I go out with Aaron. We drive around back hills talking about butt-sex and hot chicks for two and a half hours. It's two-thirty now. I go to Norman's place. Norman wants to play his guitar for just a little while longer. I'm awake until four.

He wakes me up again at six. The alarm goes off at eight-fifteen.

Today, it was Aaron on the phone at 7.30. My bird was screeching his bloody beak off, and Aaron had some dreadfully important reason for calling me at 7.30: something about his car not passing an inspection... Of course, this is important to me, but it's FUCKING SEVEN-THIRTY.

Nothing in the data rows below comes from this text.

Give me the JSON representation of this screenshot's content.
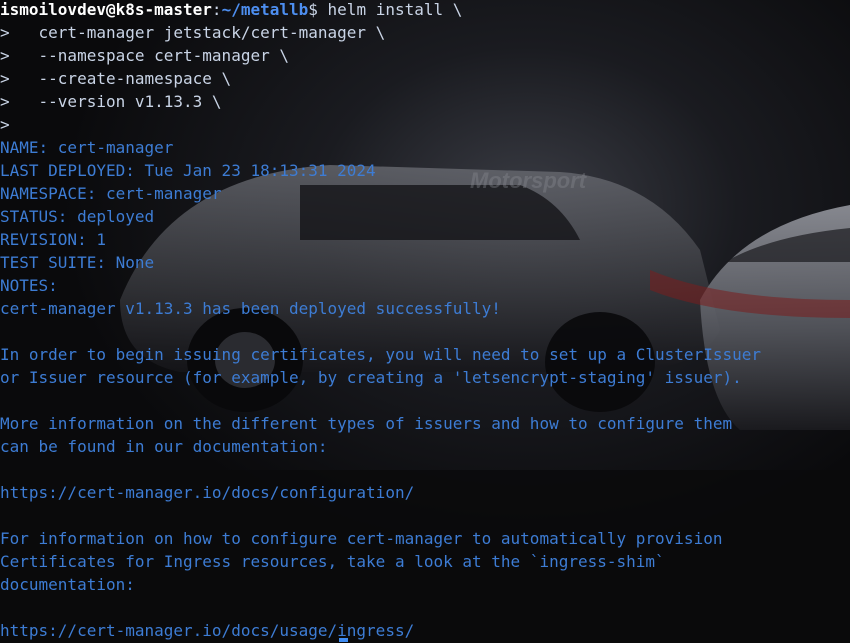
{
  "prompt": {
    "user_host": "ismoilovdev@k8s-master",
    "separator": ":",
    "path": "~/metallb",
    "sign": "$",
    "command": " helm install \\"
  },
  "continuation_lines": [
    ">   cert-manager jetstack/cert-manager \\",
    ">   --namespace cert-manager \\",
    ">   --create-namespace \\",
    ">   --version v1.13.3 \\",
    ">"
  ],
  "output_lines": [
    "NAME: cert-manager",
    "LAST DEPLOYED: Tue Jan 23 18:13:31 2024",
    "NAMESPACE: cert-manager",
    "STATUS: deployed",
    "REVISION: 1",
    "TEST SUITE: None",
    "NOTES:",
    "cert-manager v1.13.3 has been deployed successfully!",
    "",
    "In order to begin issuing certificates, you will need to set up a ClusterIssuer",
    "or Issuer resource (for example, by creating a 'letsencrypt-staging' issuer).",
    "",
    "More information on the different types of issuers and how to configure them",
    "can be found in our documentation:",
    "",
    "https://cert-manager.io/docs/configuration/",
    "",
    "For information on how to configure cert-manager to automatically provision",
    "Certificates for Ingress resources, take a look at the `ingress-shim`",
    "documentation:",
    "",
    "https://cert-manager.io/docs/usage/ingress/"
  ],
  "background": {
    "wallpaper_text": "Motorsport"
  }
}
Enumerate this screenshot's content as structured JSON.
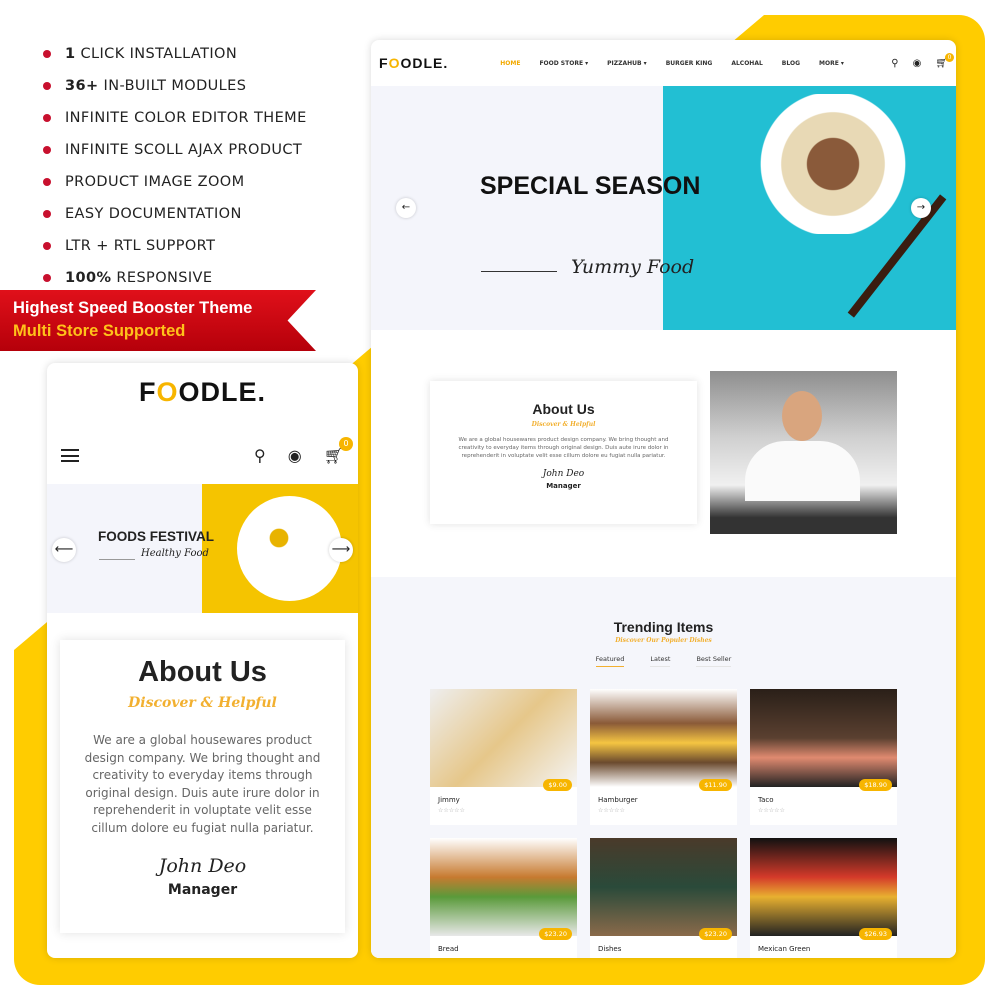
{
  "features": [
    {
      "bold": "1",
      "text": "CLICK INSTALLATION"
    },
    {
      "bold": "36+",
      "text": "IN-BUILT MODULES"
    },
    {
      "bold": "",
      "text": "INFINITE COLOR EDITOR THEME"
    },
    {
      "bold": "",
      "text": "INFINITE SCOLL AJAX PRODUCT"
    },
    {
      "bold": "",
      "text": "PRODUCT IMAGE ZOOM"
    },
    {
      "bold": "",
      "text": "EASY DOCUMENTATION"
    },
    {
      "bold": "",
      "text": "LTR + RTL SUPPORT"
    },
    {
      "bold": "100%",
      "text": "RESPONSIVE"
    }
  ],
  "ribbon": {
    "line1": "Highest Speed Booster Theme",
    "line2": "Multi Store Supported"
  },
  "colors": {
    "accent": "#f7b500",
    "ribbon": "#d0000f",
    "hero_bg": "#22bfd3",
    "yellow_bg": "#ffcc00"
  },
  "logo": {
    "pre": "F",
    "o": "O",
    "post": "ODLE."
  },
  "desktop": {
    "nav": [
      "HOME",
      "FOOD STORE ▾",
      "PIZZAHUB ▾",
      "BURGER KING",
      "ALCOHAL",
      "BLOG",
      "MORE ▾"
    ],
    "cart_count": "0",
    "hero": {
      "title": "SPECIAL SEASON",
      "script": "Yummy Food",
      "prev": "←",
      "next": "→"
    },
    "about": {
      "title": "About Us",
      "subtitle": "Discover & Helpful",
      "text": "We are a global housewares product design company. We bring thought and creativity to everyday items through original design. Duis aute irure dolor in reprehenderit in voluptate velit esse cillum dolore eu fugiat nulla pariatur.",
      "signature": "John Deo",
      "role": "Manager"
    },
    "trending": {
      "title": "Trending Items",
      "subtitle": "Discover Our Populer Dishes",
      "tabs": [
        "Featured",
        "Latest",
        "Best Seller"
      ],
      "products": [
        {
          "name": "Jimmy",
          "price": "$9.00",
          "stars": "☆☆☆☆☆"
        },
        {
          "name": "Hamburger",
          "price": "$11.90",
          "stars": "☆☆☆☆☆"
        },
        {
          "name": "Taco",
          "price": "$18.90",
          "stars": "☆☆☆☆☆"
        },
        {
          "name": "Bread",
          "price": "$23.20",
          "stars": ""
        },
        {
          "name": "Dishes",
          "price": "$23.20",
          "stars": ""
        },
        {
          "name": "Mexican Green",
          "price": "$26.93",
          "stars": ""
        }
      ]
    }
  },
  "mobile": {
    "cart_count": "0",
    "hero": {
      "title": "FOODS FESTIVAL",
      "script": "Healthy Food",
      "prev": "⟵",
      "next": "⟶"
    },
    "about": {
      "title": "About Us",
      "subtitle": "Discover & Helpful",
      "text": "We are a global housewares product design company. We bring thought and creativity to everyday items through original design. Duis aute irure dolor in reprehenderit in voluptate velit esse cillum dolore eu fugiat nulla pariatur.",
      "signature": "John Deo",
      "role": "Manager"
    }
  }
}
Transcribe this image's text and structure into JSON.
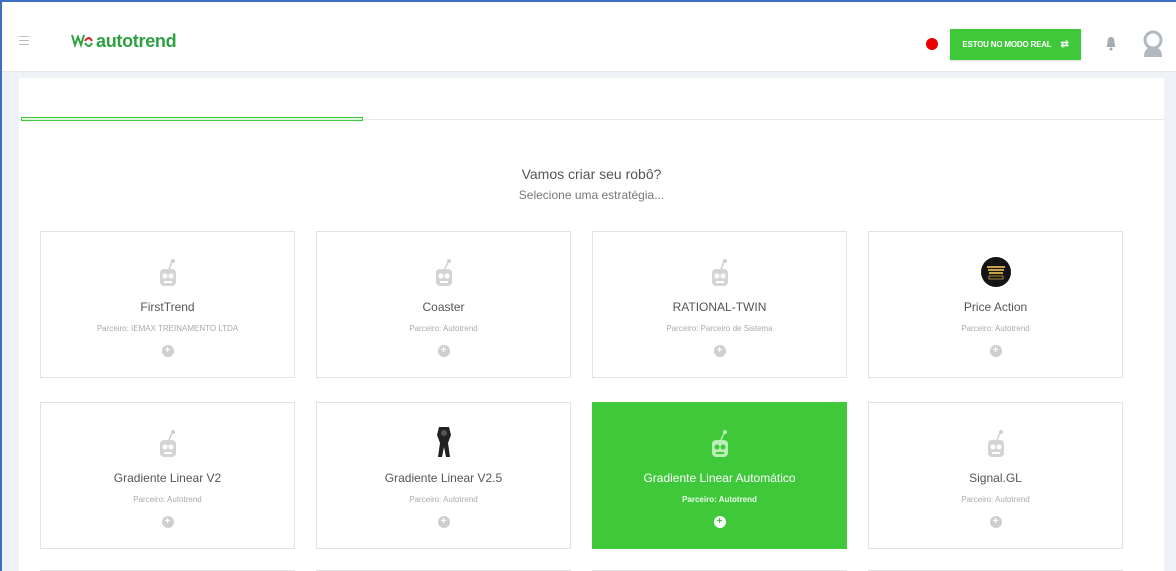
{
  "header": {
    "logo_text_a": "autotrend",
    "mode_button_label": "ESTOU NO MODO REAL",
    "mode_button_icon": "swap-icon",
    "live_indicator_color": "#ef0000",
    "accent_color": "#3ec83a"
  },
  "main": {
    "heading": "Vamos criar seu robô?",
    "subheading": "Selecione uma estratégia...",
    "strategies": [
      {
        "name": "FirstTrend",
        "partner": "Parceiro: IEMAX TREINAMENTO LTDA",
        "icon": "robot-icon"
      },
      {
        "name": "Coaster",
        "partner": "Parceiro: Autotrend",
        "icon": "robot-icon"
      },
      {
        "name": "RATIONAL-TWIN",
        "partner": "Parceiro: Parceiro de Sistema",
        "icon": "robot-icon"
      },
      {
        "name": "Price Action",
        "partner": "Parceiro: Autotrend",
        "icon": "price-action-logo"
      },
      {
        "name": "Gradiente Linear V2",
        "partner": "Parceiro: Autotrend",
        "icon": "robot-icon"
      },
      {
        "name": "Gradiente Linear V2.5",
        "partner": "Parceiro: Autotrend",
        "icon": "figure-icon"
      },
      {
        "name": "Gradiente Linear Automático",
        "partner": "Parceiro: Autotrend",
        "icon": "robot-icon",
        "selected": true
      },
      {
        "name": "Signal.GL",
        "partner": "Parceiro: Autotrend",
        "icon": "robot-icon"
      }
    ],
    "add_icon_glyph": "+"
  }
}
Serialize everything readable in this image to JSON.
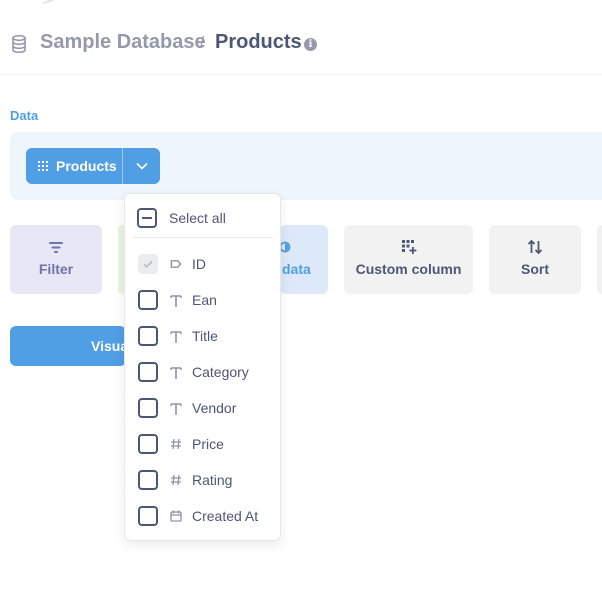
{
  "header": {
    "database": "Sample Database",
    "separator": "/",
    "table": "Products",
    "info_glyph": "i"
  },
  "editor": {
    "data_label": "Data",
    "source_table": "Products"
  },
  "actions": {
    "filter": "Filter",
    "join_partial": "data",
    "custom_column": "Custom column",
    "sort": "Sort"
  },
  "visualize_partial": "Visua",
  "column_picker": {
    "select_all": "Select all",
    "columns": [
      {
        "name": "ID",
        "type_icon": "key-tag-icon",
        "checked": true,
        "disabled": true
      },
      {
        "name": "Ean",
        "type_icon": "text-icon",
        "checked": false
      },
      {
        "name": "Title",
        "type_icon": "text-icon",
        "checked": false
      },
      {
        "name": "Category",
        "type_icon": "text-icon",
        "checked": false
      },
      {
        "name": "Vendor",
        "type_icon": "text-icon",
        "checked": false
      },
      {
        "name": "Price",
        "type_icon": "number-icon",
        "checked": false
      },
      {
        "name": "Rating",
        "type_icon": "number-icon",
        "checked": false
      },
      {
        "name": "Created At",
        "type_icon": "calendar-icon",
        "checked": false
      }
    ]
  },
  "colors": {
    "brand": "#509ee3",
    "text": "#4c5773",
    "muted": "#949aab",
    "filter": "#7172ad"
  }
}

I am working FIFTY hours a week, margin of error +/- five. At LEAST, I am working forty-five hours a week. At MOST, fifty-five. I DON'T have fucking time to be everybody's entertainment. I don't have time for so many parties and playmates. I don't have time to let everybody use my phone. I don't have time to email everybody I've ever known EVERY day. I don't have time to fucking SHOWER anymore, much less give and receive movie reviews. WHY don't people understand that sometimes things are more important than friendship? Like, for instance, sleep, food, and quiet-time? Why doesn't anybody ever just find a way to amuse THEMSELVES?

The week after next, I'll be back down to 35 hours a week, and it's going to be great. The main reason I'm quitting my other job? Because I CAN'T function with so many hours of work AND so many hours of taking care of everyone else.

As it is, as always, I'm unfailingly failing someone.

I think *I* am the one who's being failed right now.